Answer by Javier on 21 Sep 2012
Edited by Javier on 21 Sep 2012

Hello Babak

Ok big issue here but not impossible. The following procedure works in Matlab R2012a.

Step 1

Import 3 files: One will be Rxn (7 columns), File1 and other called "Var1" will be column 5 of Rxn. When you import this to Matlab you will have string information not data. Because the information is in Excel (for example) use the function num2str in the import process.

Step 2

Now, for each string in File1, we begging the search in Var1. This will work for the search of the first string in File1.

for i=1:1170

R(i,1)=sum(find(A(i,:)==File1(1,:)),2);

end

How R works. For 2.11.7.8 we have 8 characters. Then, if R= 36 all the string match and we find what we are looking for. If you remove the sum, an error will appear. At the end I provide a code that you can check. If the number of characters change, establish a condition in Step 3 according to string data search.

Step 3

R is column vector. Find in R the value 36. Remember, 2.11.7.8 we have 8 characters, and the sum of 1 to 8 is 36.
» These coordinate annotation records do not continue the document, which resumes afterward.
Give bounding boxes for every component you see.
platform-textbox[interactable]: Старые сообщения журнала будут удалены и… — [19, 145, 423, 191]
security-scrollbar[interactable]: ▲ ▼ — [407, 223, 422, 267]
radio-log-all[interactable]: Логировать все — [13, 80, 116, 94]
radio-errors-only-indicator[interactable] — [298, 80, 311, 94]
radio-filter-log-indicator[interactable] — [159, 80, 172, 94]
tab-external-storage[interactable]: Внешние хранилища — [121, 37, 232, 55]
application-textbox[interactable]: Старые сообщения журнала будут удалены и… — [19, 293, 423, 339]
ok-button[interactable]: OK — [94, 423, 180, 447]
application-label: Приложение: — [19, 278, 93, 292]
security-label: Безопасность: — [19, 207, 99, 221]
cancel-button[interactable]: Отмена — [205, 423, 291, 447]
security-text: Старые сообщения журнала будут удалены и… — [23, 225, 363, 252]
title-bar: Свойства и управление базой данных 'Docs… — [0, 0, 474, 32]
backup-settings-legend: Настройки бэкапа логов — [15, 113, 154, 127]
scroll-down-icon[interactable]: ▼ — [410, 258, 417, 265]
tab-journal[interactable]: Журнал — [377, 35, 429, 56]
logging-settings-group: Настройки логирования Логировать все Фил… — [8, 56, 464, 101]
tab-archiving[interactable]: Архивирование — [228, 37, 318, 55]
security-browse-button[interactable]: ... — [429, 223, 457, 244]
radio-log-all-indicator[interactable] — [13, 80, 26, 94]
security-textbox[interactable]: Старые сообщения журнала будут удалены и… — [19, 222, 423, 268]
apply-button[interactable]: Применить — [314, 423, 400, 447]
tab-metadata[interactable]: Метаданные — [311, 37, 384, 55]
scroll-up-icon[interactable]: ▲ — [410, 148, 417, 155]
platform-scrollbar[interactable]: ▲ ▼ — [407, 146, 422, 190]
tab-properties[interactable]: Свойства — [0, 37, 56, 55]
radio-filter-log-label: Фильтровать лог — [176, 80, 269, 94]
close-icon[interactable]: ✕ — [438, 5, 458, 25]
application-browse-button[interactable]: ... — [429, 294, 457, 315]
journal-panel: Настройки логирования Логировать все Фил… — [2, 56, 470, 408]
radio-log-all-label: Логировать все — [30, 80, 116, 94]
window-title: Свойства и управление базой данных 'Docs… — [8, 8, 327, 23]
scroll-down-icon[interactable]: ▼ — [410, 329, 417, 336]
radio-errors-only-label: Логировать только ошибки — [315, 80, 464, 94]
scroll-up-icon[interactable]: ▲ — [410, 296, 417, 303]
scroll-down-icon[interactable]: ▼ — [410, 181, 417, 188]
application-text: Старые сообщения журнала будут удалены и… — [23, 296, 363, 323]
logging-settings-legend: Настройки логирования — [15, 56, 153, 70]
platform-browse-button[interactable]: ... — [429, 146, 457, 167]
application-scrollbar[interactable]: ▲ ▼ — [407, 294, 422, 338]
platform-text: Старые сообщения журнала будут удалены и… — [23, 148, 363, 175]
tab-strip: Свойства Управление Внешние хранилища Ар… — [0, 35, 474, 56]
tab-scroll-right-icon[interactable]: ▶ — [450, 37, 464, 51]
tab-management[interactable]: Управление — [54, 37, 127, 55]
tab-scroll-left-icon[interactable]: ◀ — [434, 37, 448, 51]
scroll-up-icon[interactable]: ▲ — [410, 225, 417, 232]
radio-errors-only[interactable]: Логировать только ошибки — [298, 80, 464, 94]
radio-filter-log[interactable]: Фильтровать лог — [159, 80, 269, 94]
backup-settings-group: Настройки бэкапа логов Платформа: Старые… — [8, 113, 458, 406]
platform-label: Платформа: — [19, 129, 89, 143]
RR=find(R==36) %Now you have the rows

Step 4

New matrix and copy process

for i=1:size(RR,1)

` Newm(i,:)=Rxn(RR(i,1),:)`

end

Code

%Step 1 Search a value (A(1,:)). This is the first value in A. It could be the first element of File1

a=randn(100,4);

A=[num2str(abs(round(a(:,1)))),repmat('.11.',100,1),num2str(abs(round(a(:,2))))];

B=[num2str(abs(round(a(:,3)))),repmat('.11.',100,1),num2str(abs(round(a(:,4))))];

%My Rxn matrix (2 columns A,B)

Rxn=[A,B];

Var1=A; %search in this column

File1=A(1,:) %search this data

%Step 2

for i=1:size(Rxn,1)

R(i,1)=sum(find(Var1(i,:)==File1(1,:)),2);

end

%Step 3

RR=find(R==21) %Data are like 1.11.1, 6 characters and sum(1 to 6)=21

%Step 4

for i=1:size(RR,1)

` Newm(i,:)=Rxn(RR(i,1),:)`

end

Feel free to make a comment and verify that the code supplied works before comment.

Regards

Javier